The first new species was named Humbertium covidum, as an homage to the victims of COVID-19, but also because much of the work was carried out during the COVID-19 lockdown.
“Due to the pandemic, during the lockdowns most of us were home, with our laboratory closed. No field expeditions were possible. I convinced my colleagues to gather all the information we had about these flatworms, do the computer analyses, and finally write this very long paper. We decided to name one of the species “covidum”, paying homage to the victims of the pandemic.”
The worm was found in two gardens in the Pyrénées-Atlantiques (France) and also in Veneto (Italy). Although some hammerhead worms can reach up to one meter, this one is small (3 cm) and looks uniformly metallic black -- an unusual color among hammerhead flatworms.
These creatures are not easy to characterize based on their morphology alone, so researchers decided to use mitochondrial genetic analysis, which can provide a lot of information about the origin of this species and which other species it is related to. This species appears to have originated in Asia and is potentially invasive. By analyzing the contents of its stomach, researchers also found that it eats snails.
The second species, Diversibipalium mayottensis was only found in Mayotte (a French island in the Mozambique Channel, Indian Ocean). The species is as small as the other one, but instead of a metallic black, it exhibits a spectacular green-blue iridescence. Based on genetic analysis, this species appears to belong to a "sister group" of all other hammerhead flatworms, which means it could help researchers understand how these creatures evolved. Its origin could be Madagascar, but it's not entirely clear. Presumably, at some point in the past, people brought plants from Madagascar and unknowingly, also brought the worm.
"All land flatworms are generally transported with potted plants," Justine says. "For the species in Europe, Humbertium covidum, it is likely that the species was transported in recent years, from Asia, with some imported plant. For the species in Mayotte, Diversibipalium mayottensis, it is likely that it comes from Madagascar, but the transport might have happened a long time ago, perhaps even centuries ago, by traditional exchanges between islands in this part of Africa."
Although finding new species is generally good news, this is not necessarily the case here. These flatworms are probably bad news, especially if they're not in their natural environment. For instance, one study found that one single worm species from New Zealand became invasive in the UK, and when it became established, earthworm biomass declined by 20%.

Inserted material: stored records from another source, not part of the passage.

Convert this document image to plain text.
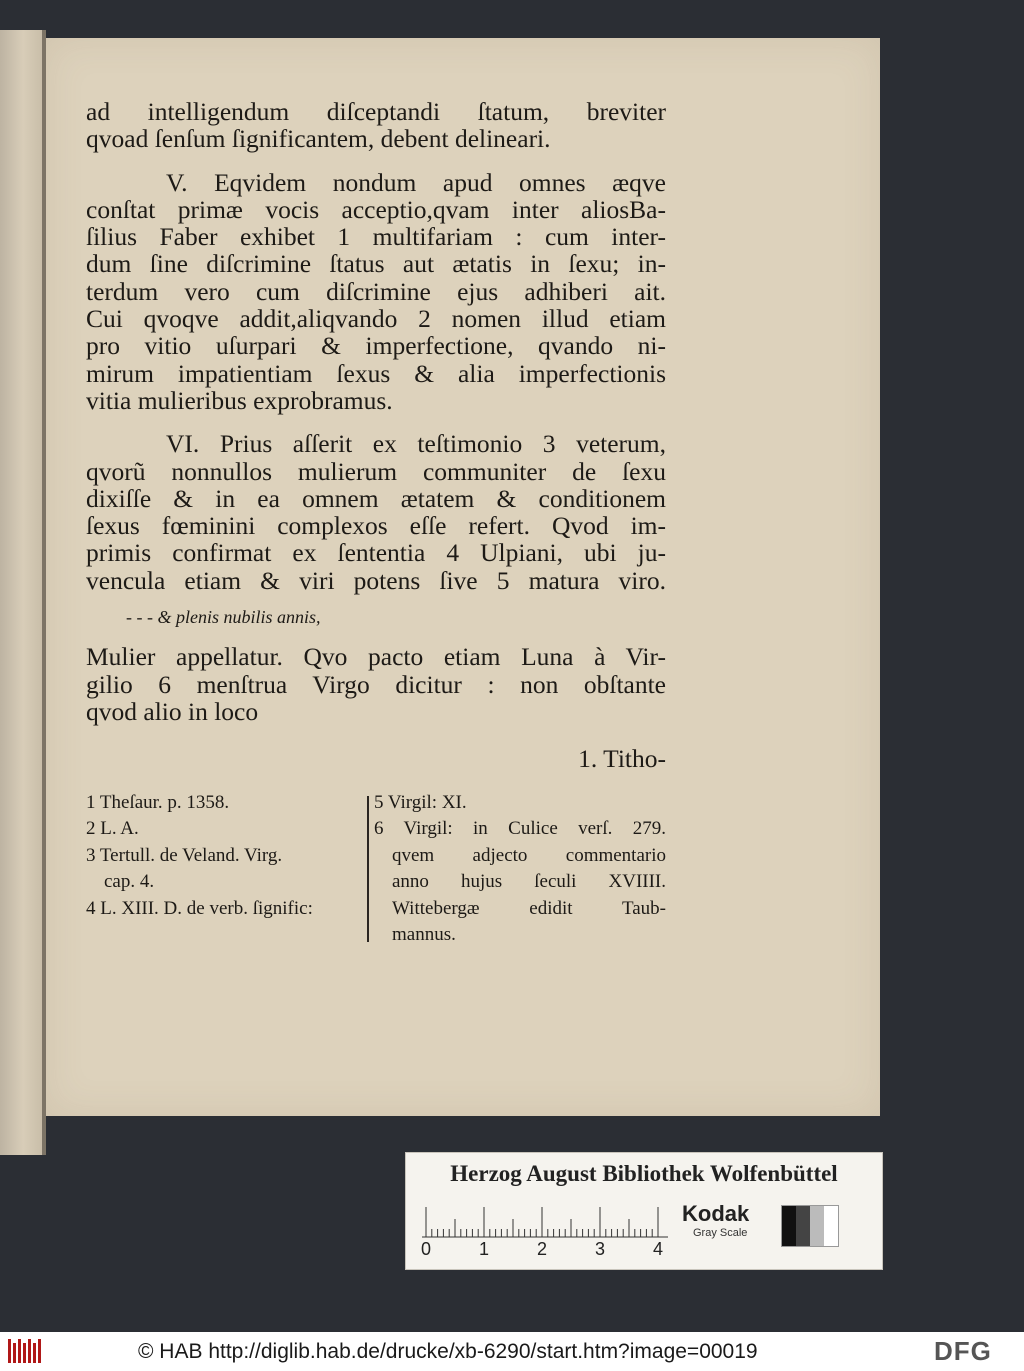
ad intelligendum diſceptandi ſtatum, breviter
qvoad ſenſum ſignificantem, debent delineari.
V. Eqvidem nondum apud omnes æqve
conſtat primæ vocis acceptio,qvam inter aliosBa-
ſilius Faber exhibet 1 multifariam : cum inter-
dum ſine diſcrimine ſtatus aut ætatis in ſexu; in-
terdum vero cum diſcrimine ejus adhiberi ait.
Cui qvoqve addit,aliqvando 2 nomen illud etiam
pro vitio uſurpari & imperfectione, qvando ni-
mirum impatientiam ſexus & alia imperfectionis
vitia mulieribus exprobramus.
VI. Prius aſſerit ex teſtimonio 3 veterum,
qvorũ nonnullos mulierum communiter de ſexu
dixiſſe & in ea omnem ætatem & conditionem
ſexus fœminini complexos eſſe refert. Qvod im-
primis confirmat ex ſententia 4 Ulpiani, ubi ju-
vencula etiam & viri potens ſive 5 matura viro.
- - - & plenis nubilis annis,
Mulier appellatur. Qvo pacto etiam Luna à Vir-
gilio 6 menſtrua Virgo dicitur : non obſtante
qvod alio in loco
1. Titho-
1 Theſaur. p. 1358.
2 L. A.
3 Tertull. de Veland. Virg.
cap. 4.
4 L. XIII. D. de verb. ſignific:
5 Virgil: XI.
6 Virgil: in Culice verſ. 279.
qvem adjecto commentario
anno hujus ſeculi XVIIII.
Wittebergæ edidit Taub-
mannus.
Herzog August Bibliothek Wolfenbüttel
0	1	2	3	4
Kodak
Gray Scale
© HAB http://diglib.hab.de/drucke/xb-6290/start.htm?image=00019	DFG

"All land flatworms are predators of the other animals of the soil fauna, and, as such, can threaten the biodiversity and ecological balance of species in a soil. However, there are only a very few papers in which their impact was thoroughly studied, because these studies are long and expensive," Justine explained in an email to ZME Science.
The study comes with a clear warning: invasive species are probably more prevalent than we realize. In the US alone, invasive species are estimated to cause damage of around $120 billion, and the figure is likely to increase as the world becomes more and more interconnected. Unfortunately, when it comes to dealing with invasive hammerhead worms, prevention is pretty much our only weapon.
"Basically, there is not much to be done once a land flatworm has invaded a country. Prevention is the key, we need to avoid importing new flatworms (that is true for Europe and US)," Justine concludes.
The study was published in the journal PeerJ.